Denver Post owner laying off 107 at Colorado Springs service center

Digital First Media, owner of The Denver Post, the Boulder Daily Camera and nearly 100 other newspapers nationwide, will lay off 107 employees at its Colorado Springs service center after shifting the work to an outsourcing contractor.
Denver-based DFM notified employees in August and sent a notice late last month to the Colorado Department of Labor and Employment, as required by federal law.
Layoffs will begin Dec. 28 and be completed by Feb. 15, DFM said in the notice.
Nearly all of the jobs are in finance, including the accounts payable invoice processor and supervisor, billing specialist and supervisor, cash application specialist and supervisor, circulation billing specialist and supervisor in cash and collections, and the customer representative and supervisor.

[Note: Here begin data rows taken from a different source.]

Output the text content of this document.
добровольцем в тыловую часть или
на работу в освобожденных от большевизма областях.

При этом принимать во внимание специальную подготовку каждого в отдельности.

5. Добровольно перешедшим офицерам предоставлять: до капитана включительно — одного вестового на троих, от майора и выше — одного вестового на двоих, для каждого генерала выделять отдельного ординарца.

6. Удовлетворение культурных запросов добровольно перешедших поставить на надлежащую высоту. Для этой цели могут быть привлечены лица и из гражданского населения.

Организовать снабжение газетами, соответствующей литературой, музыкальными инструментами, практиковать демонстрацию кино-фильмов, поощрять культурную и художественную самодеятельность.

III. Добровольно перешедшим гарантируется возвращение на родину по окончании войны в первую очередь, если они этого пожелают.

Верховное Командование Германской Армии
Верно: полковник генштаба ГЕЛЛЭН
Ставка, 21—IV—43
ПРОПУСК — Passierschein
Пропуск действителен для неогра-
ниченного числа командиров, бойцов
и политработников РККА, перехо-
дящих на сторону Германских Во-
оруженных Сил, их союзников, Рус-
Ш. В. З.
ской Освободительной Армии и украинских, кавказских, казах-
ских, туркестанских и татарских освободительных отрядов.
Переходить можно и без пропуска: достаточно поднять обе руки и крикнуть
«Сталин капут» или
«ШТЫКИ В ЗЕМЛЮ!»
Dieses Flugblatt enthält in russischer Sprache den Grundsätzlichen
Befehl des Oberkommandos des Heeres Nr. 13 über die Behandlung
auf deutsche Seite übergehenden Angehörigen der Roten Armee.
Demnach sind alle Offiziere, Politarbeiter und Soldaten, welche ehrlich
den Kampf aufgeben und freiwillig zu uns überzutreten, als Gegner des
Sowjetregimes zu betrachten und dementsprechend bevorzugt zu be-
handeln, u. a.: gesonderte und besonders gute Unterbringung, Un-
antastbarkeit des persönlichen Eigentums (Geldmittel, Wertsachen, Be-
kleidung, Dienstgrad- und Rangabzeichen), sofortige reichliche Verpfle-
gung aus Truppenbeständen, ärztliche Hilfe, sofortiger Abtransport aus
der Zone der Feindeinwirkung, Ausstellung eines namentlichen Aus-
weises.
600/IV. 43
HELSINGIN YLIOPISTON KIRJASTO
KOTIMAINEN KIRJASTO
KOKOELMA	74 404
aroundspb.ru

DFM is shifting the work to Genpact Ltd., a New York-based business outsourcing company that employs more than 80,000 people in 20 countries to process transactions for hundreds of Fortune 500 companies.
DFM workers who are laid off will be eligible for training and income support from the U.S. Labor Department under a federal program for workers who lose jobs as a result of imports or a shift of production or services to a foreign country. Colorado Department of Labor and Employment officials filed petitions in September for Trade Adjustment Assistance for the workers.
The federal agency found that the local workers qualify because DFM “has acquired from a foreign country service like or directly competitive with services supplied by the workers.”
Five customer service centers in Colorado Springs have either closed or laid off employees since Dec. 31, resulting in the loss of 1,000 jobs while the companies that operate those centers expand operations in low-wage countries.
The DFM center at 12320 Oracle Blvd., Suite 310, opened in 2007.
Digital First Media – a business name of MediaNews Group – is owned by Alden Global Capital, a New York-based hedge fund specializing in distressed properties.
The Post has experienced several waves of layoffs in recent years in its newsroom and other departments as Alden has cut costs largely to boost profits, and several of its editors and reporters left recently to launch the Colorado Sun, a Denver-based news website.
The company also owns newspapers and their websites in Broomfield, Burlington, Canon City, Fort Morgan, Lamar, Longmont, Loveland, Sterling and other Colorado cities as well as in Boston, San Jose and St. Paul.